RHV-4.4.7 will resolve this issue by using qemu:allocation-depth, see bug 1971182.
Can reproduce this issue, Version: qemu-kvm-6.0.0-19.module+el8.5.0+11385+6e7d542e.x86_64 kernel-4.18.0-310.el8.x86_64 Steps: # Create an image with a backing file: $ qemu-img create base.raw $((4*64*1024)) $ qemu-img create -f qcow2 -b base.raw -F raw top.qcow2 # Write data to the first 3 cluster in the base image: $ qemu-io -f raw -c "write -P 65 0 64k" base.raw $ qemu-io -f raw -c "write -P 66 64k 64k" base.raw $ qemu-io -f raw -c "write -P 67 128k 64k" base.raw # Write data to the second cluster of the top image, hiding the second cluster in the backing file: $ qemu-io -f qcow2 -c "write -P 69 64k 64k" top.qcow2 # Write zeroes to the third cluster of the top imge, hiding the third cluster in the backing file: $ qemu-io -f qcow2 -c "write -z 128k 64k" top.qcow2 # Query the image via qemu-nbd $ qemu-nbd -r -t -f qcow2 top.qcow2 & $ qemu-img map --output json nbd://localhost [{ "start": 0, "length": 131072, "depth": 0, "zero": false, "data": true, "offset": 0}, { "start": 131072, "length": 131072, "depth": 0, "zero": true, "data": false, "offset": 131072}] $ nbdinfo --map nbd://localhost 0 131072 0 allocated 131072 131072 3 hole,zero Expected result: should not report a hole.
Seems like the upstream discussion converged? Can we expect a POST soon?

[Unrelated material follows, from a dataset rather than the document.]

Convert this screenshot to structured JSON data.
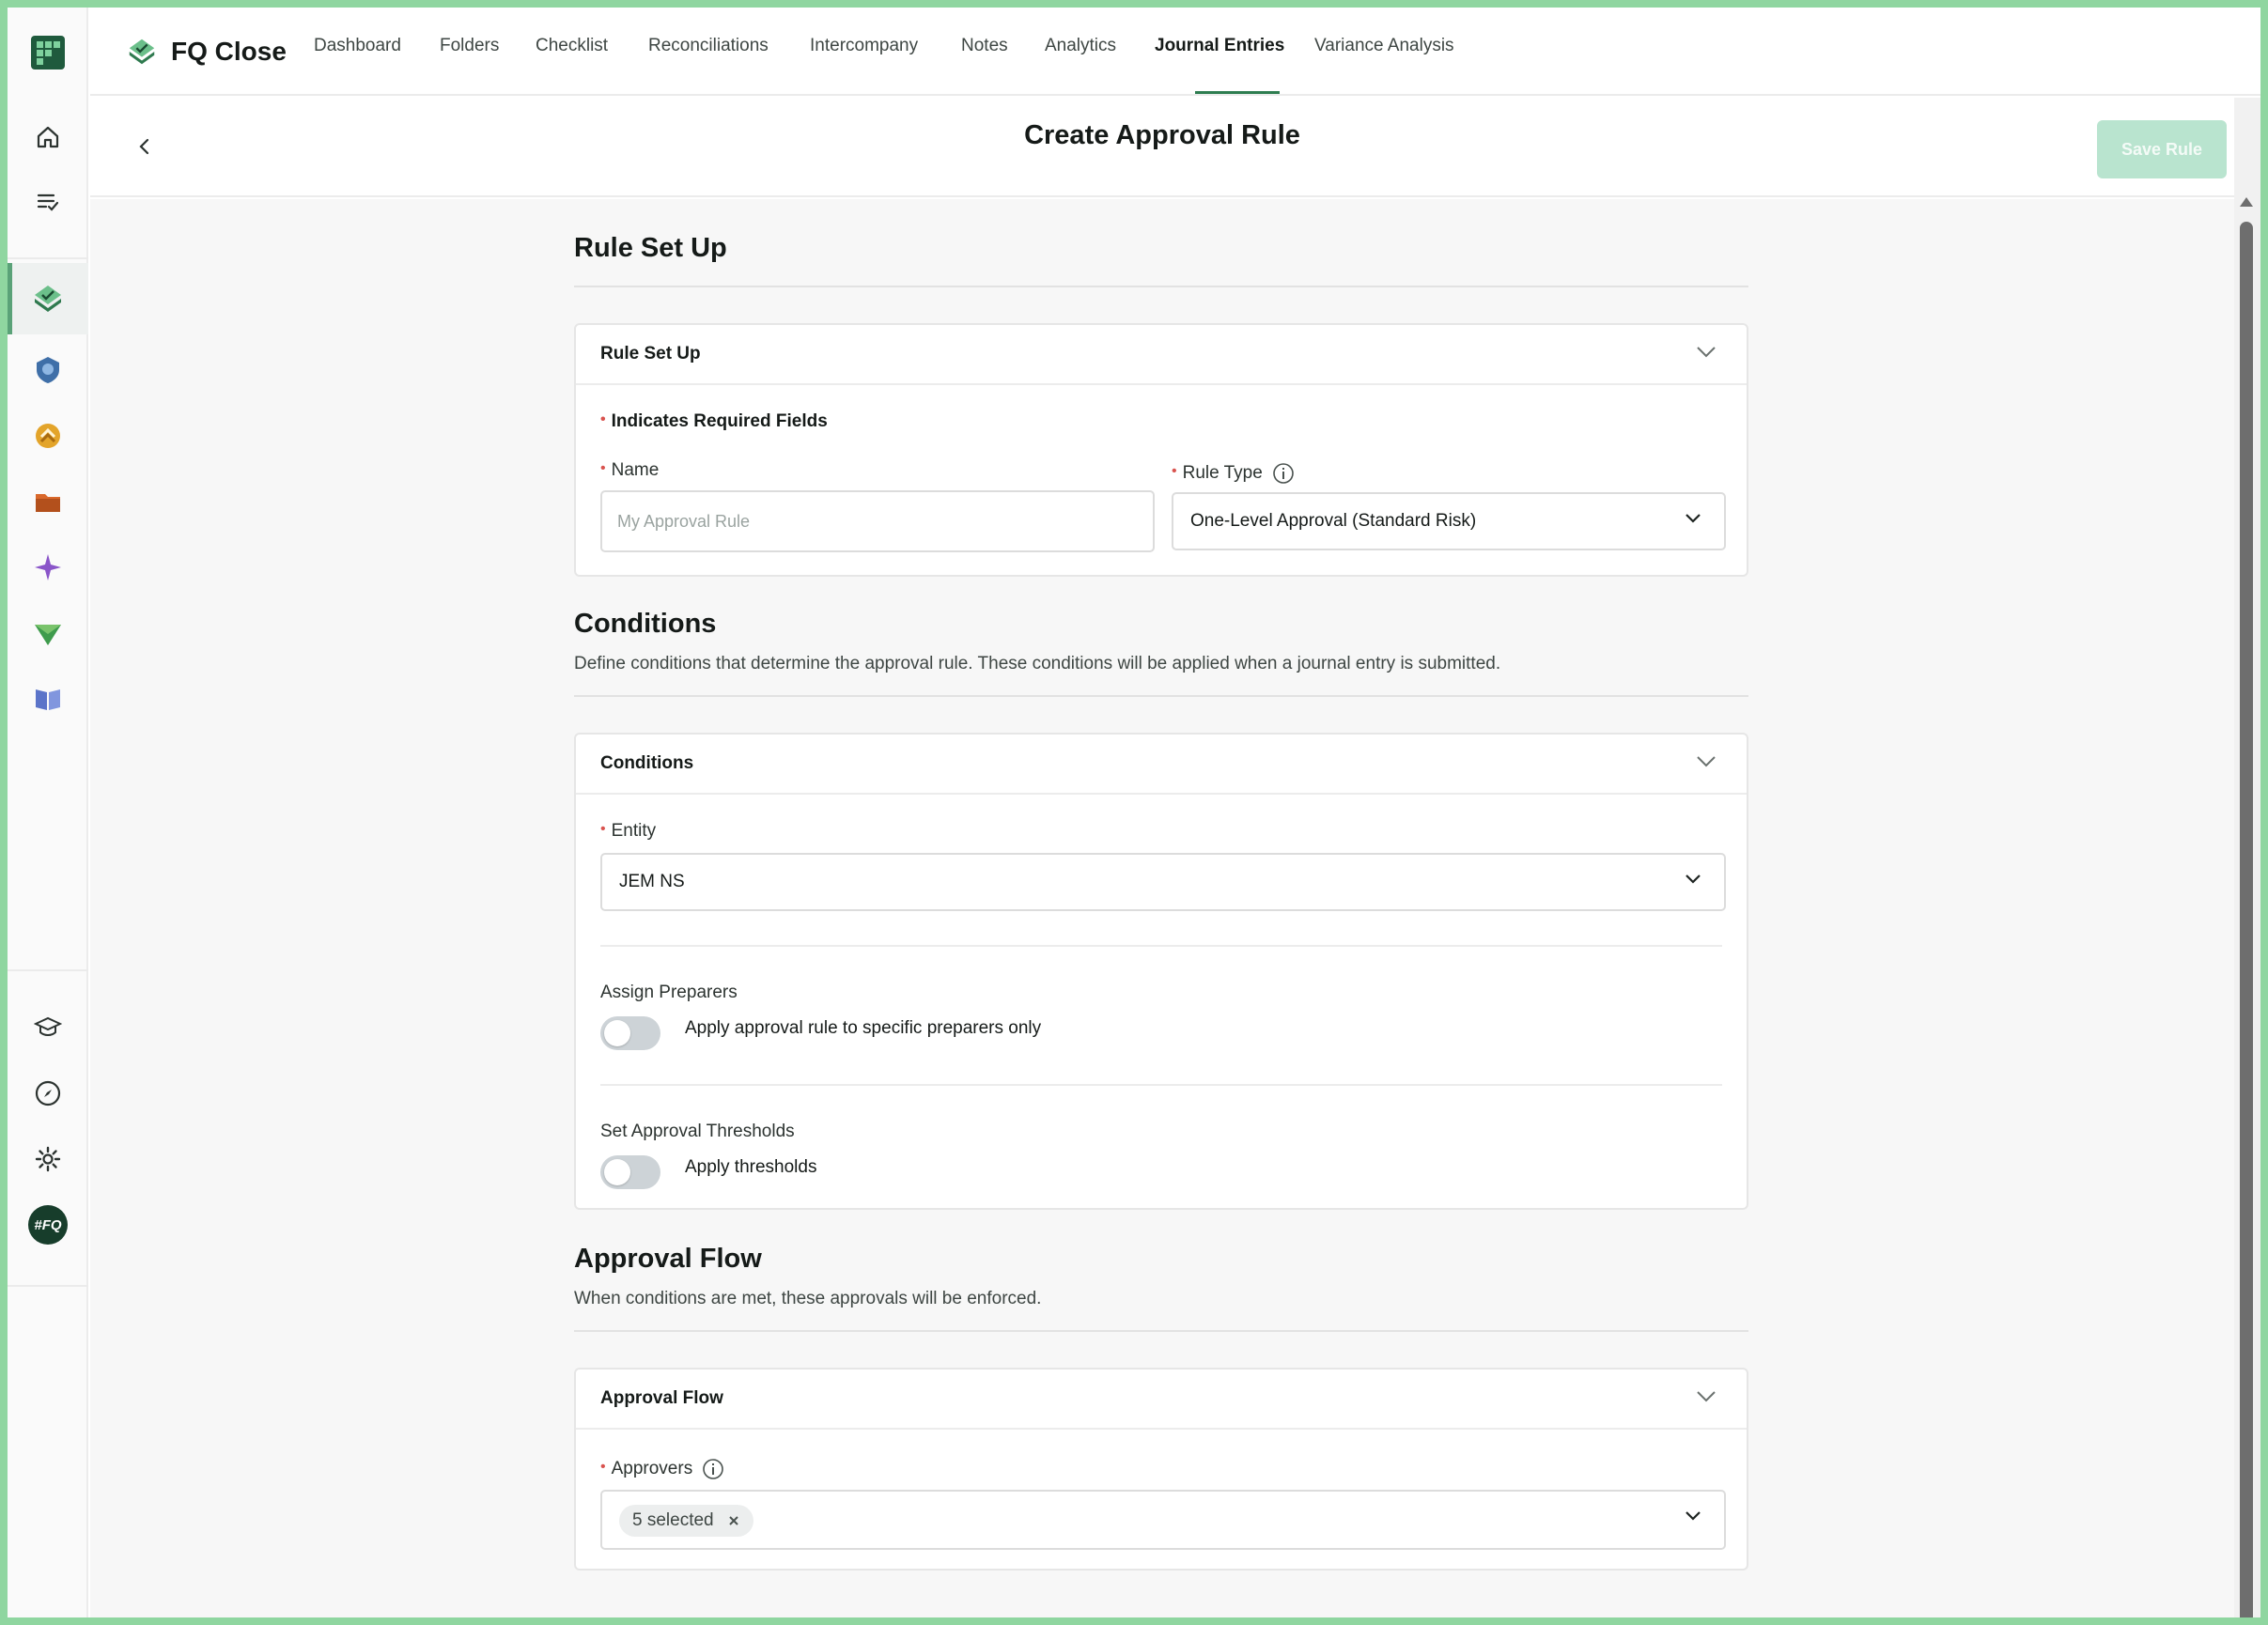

(In reply to Klaus Heinrich Kiwi from comment #7) > Seems like the upstream discussion converged? Can we expect a POST soon? Eric, any updates?
(In reply to Nir Soffer from comment #5) > RHV-4.4.7 will resolve this issue by using qemu:allocation-depth, see bug > 1971182. Nir, this fix was merged upstream (commit 8417e1378c) and will get that on 8.6 rebase. We haven't backported it yet for 8.5. Based on RHV changes, do we still need it?
(In reply to Klaus Heinrich Kiwi from comment #9) > (In reply to Nir Soffer from comment #5) > > RHV-4.4.7 will resolve this issue by using qemu:allocation-depth, see bug > > 1971182. > this fix was merged upstream (commit 8417e1378c) and will get that on 8.6 > rebase. We haven't backported it yet for 8.5. Based on RHV changes, do we > still need it? I don't think this was fixed, what was fixed was reporting holes in a better way in qemu-img map, but we don't use it, we use qemu-nbd, and it was not fixed since the change is considered a bug fix. But RHV is using now allocation depth reported by qemu-nbd since 5.2.0, so this bug does not affect us now (bug 1971182). The only issue is with older RHV versions (< 4.4.7) that may get wrong info from qemu-nbd >= 6. The only way to avoid the issue is to revert the change in rhel 8.5, but I'm not sure it worth the effort since users can and should upgrade to RHV >= 4.4.7 anyway. So I would close this bug as wontfix.
(In reply to Nir Soffer from comment #10) > So I would close this bug as wontfix. Thanks for the clarification, Nir.